Our findings are congruent with previously observed altered T3 and T4 measurements in diseases such as BC [9]. In those circumstances, there is dysregulation of thyrotrophic feedback control [9], in which T3 and/or T4 are at unusual levels, but the thyroid gland does not appear to be dysfunctional. Thus, the lower levels of T3 and higher levels of T4 in BC cases may be due to the effect of BC on thyroid function rather than T3 and T4 acting as risk factors for BC. If so, these findings may still be of interest to understand whether the levels of T3 and T4 could be related to tumor stage or have other implications for prognosis.
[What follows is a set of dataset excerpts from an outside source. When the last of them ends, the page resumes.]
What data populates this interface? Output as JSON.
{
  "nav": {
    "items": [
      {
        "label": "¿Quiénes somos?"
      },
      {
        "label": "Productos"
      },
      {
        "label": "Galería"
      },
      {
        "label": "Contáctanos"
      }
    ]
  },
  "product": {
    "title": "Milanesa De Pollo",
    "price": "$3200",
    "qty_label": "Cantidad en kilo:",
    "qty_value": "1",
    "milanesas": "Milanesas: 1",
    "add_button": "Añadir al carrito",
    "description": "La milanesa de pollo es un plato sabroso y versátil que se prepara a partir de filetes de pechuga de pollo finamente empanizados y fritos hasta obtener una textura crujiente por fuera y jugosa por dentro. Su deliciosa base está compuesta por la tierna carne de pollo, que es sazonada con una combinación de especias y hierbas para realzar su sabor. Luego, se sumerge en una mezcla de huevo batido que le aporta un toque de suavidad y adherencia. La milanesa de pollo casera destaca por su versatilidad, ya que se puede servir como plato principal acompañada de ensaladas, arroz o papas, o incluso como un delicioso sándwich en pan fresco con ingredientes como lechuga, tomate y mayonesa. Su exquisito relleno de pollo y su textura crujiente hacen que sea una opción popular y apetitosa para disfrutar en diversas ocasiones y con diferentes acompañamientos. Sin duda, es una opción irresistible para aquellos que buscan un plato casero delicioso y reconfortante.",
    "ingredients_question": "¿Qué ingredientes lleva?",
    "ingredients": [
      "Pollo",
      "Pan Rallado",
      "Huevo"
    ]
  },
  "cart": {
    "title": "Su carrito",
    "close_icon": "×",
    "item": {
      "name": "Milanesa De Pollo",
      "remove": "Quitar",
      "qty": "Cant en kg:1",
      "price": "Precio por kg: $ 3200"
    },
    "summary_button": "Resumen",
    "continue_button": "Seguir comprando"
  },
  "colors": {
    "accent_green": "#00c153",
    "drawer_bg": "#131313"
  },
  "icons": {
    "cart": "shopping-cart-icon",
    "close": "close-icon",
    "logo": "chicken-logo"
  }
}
Our findings need to be replicated in other studies, including those with larger sample sizes and to investigate other possible mechanisms by which the association between T4 and BC is potentially modified by BMI in premenopausal and postmenopausal women. In particular, prospective cohort studies in which T3 and T4 are collected prior to cancer diagnosis may be helpful in understanding the causal relationship between BC and thyroid hormones. In addition, a prospective study may also help to improve understanding of the relationship among thyroid hormones, BC, and obesity.

To the best of our knowledge, this is the first study that has evaluated the effect modification by BMI of the relationship between thyroid hormones and BC, both in premenopausal and postmenopausal women. The results of the present study open a new line of research with which to evaluate the effect modification by obesity of the association between thyroid hormones and BC.

Conclusions

There is a strong association between BC and serum concentrations of TT3 and TT4; the latter differed by BMI and menopausal status. This needs to be further investigated to understand why it happens and how important it is to consider these alterations in treatment.